As online activities increased along with the development of the surface web and SNS, the exposure of users' private information on websites also increased. In addition, the increase in image-sharing activity along with text has made it possible to collect private information contained in images. From this, OSINT (Open Source Intelligence) seems to be useful in criminal investigations that require the collection of information related to the suspect. Although it is an area that is currently being used in the United States, it is not suitable for the Korean environment, so we propose a study that reflects it.
In this paper, we propose a workflow to enable a private information collection method considering the Korean situation. Collect as much information as possible based on personal and image workflows. This manual workflow has the advantage of being able to collect information in more diverse areas but has the disadvantage of being difficult to process quickly in analysis. Therefore, images are classified according to the type of private information included in the images based on various artificial intelligence models to automatically perform additional analysis on the collected images. In addition, a method for performing additional automatic analysis on the classified images was proposed. In the case of image type classification, classification is performed according to the type of private information into images with fixed information, images with movement information, images with unique information, images with private information, and images with text. Afterward, analysis was conducted by applying different artificial intelligence models according to the characteristics of each image. In addition, a NoSQL database schema was designed to store and manage collected and analyzed information.

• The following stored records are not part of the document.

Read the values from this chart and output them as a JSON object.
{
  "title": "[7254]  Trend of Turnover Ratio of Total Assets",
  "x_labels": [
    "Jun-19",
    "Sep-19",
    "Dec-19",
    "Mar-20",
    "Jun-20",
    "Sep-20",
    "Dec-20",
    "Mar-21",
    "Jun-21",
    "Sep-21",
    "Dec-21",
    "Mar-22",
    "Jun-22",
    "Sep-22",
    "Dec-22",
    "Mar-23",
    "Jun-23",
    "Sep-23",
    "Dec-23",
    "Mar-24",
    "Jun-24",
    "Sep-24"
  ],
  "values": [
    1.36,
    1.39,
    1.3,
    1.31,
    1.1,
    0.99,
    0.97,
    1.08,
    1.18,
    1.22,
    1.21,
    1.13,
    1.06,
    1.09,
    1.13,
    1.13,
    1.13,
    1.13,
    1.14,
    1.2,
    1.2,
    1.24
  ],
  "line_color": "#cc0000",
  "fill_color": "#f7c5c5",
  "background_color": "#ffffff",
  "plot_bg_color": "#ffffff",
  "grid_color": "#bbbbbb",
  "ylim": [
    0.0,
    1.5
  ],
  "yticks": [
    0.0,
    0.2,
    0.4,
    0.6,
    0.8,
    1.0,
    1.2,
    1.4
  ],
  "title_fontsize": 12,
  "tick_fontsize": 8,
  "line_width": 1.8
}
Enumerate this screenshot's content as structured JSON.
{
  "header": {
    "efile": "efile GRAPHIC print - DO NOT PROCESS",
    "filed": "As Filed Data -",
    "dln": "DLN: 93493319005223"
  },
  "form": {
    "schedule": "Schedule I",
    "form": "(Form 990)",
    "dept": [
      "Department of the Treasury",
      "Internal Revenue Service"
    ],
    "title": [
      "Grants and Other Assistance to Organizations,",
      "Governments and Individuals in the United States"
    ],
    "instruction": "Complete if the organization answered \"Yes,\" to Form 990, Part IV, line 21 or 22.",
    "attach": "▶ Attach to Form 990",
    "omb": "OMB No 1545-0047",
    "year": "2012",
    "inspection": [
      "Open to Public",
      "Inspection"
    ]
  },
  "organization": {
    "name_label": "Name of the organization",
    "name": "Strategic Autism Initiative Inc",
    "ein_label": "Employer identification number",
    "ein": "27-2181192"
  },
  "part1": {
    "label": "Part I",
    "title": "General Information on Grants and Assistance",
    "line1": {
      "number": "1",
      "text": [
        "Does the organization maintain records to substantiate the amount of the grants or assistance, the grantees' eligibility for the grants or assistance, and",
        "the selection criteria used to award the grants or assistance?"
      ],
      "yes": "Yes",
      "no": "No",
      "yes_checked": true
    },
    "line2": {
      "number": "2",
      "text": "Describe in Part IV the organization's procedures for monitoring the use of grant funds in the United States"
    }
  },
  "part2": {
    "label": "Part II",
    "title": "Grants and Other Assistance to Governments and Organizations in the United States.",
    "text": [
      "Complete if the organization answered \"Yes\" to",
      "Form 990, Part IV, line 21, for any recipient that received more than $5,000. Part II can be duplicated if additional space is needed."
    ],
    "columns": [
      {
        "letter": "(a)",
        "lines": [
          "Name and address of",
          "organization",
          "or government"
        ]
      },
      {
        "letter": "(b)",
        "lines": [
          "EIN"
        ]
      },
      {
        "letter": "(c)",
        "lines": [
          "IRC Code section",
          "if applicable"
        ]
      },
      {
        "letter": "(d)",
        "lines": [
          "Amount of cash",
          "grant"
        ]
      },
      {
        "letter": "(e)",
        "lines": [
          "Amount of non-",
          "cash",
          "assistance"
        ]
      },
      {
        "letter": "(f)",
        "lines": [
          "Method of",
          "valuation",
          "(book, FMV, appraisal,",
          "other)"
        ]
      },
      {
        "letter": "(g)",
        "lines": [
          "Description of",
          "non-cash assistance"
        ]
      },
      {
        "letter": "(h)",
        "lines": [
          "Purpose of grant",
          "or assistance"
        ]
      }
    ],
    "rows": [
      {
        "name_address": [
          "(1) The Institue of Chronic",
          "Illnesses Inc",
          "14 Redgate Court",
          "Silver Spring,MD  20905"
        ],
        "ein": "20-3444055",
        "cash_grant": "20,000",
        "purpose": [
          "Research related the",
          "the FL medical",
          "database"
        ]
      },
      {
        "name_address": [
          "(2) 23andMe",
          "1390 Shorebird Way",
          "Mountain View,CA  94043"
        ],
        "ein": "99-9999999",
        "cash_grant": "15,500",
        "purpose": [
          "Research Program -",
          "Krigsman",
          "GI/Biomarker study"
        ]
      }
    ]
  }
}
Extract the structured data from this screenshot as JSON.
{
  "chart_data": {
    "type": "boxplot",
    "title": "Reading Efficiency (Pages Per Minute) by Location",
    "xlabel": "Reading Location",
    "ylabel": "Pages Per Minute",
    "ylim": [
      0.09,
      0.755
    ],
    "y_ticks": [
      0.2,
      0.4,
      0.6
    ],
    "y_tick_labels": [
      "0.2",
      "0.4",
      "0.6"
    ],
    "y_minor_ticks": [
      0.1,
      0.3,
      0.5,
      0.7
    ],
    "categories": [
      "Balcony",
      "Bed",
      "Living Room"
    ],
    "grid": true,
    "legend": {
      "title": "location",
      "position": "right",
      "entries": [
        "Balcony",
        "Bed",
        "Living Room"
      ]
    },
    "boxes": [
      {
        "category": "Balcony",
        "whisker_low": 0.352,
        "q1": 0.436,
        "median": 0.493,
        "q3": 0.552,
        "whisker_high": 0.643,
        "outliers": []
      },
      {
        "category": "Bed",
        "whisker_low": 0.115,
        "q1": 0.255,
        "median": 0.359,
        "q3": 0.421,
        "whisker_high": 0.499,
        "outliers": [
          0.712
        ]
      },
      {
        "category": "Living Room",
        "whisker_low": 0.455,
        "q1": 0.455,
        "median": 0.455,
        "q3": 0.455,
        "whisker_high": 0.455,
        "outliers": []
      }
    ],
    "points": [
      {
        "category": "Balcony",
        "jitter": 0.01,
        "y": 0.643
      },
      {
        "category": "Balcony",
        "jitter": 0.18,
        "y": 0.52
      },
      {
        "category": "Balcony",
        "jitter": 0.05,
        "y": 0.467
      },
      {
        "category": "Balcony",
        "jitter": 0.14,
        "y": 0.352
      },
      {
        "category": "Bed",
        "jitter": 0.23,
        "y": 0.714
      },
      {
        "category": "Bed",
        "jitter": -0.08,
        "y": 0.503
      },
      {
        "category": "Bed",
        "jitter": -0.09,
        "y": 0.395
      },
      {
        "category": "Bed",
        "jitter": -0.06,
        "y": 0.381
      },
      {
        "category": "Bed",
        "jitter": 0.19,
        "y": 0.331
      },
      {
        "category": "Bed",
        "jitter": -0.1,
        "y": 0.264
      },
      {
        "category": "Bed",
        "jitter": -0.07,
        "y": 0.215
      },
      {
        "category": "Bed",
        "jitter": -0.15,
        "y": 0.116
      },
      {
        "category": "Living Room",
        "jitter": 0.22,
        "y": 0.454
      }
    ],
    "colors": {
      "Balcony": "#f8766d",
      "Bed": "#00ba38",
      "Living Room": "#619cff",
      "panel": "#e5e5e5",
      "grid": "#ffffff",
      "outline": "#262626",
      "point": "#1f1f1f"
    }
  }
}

This can be used as an auxiliary tool for profiling in the prosecution's office work, and the collected and analyzed private information can be used as a digital evidence item. In addition, based on the contents of this thesis, it is hoped that research for the protection of private information included in images among public information will be developed and that artificial intelligence will be applied to the entire process in the future to contribute to automatic private information extraction and analysis automation research.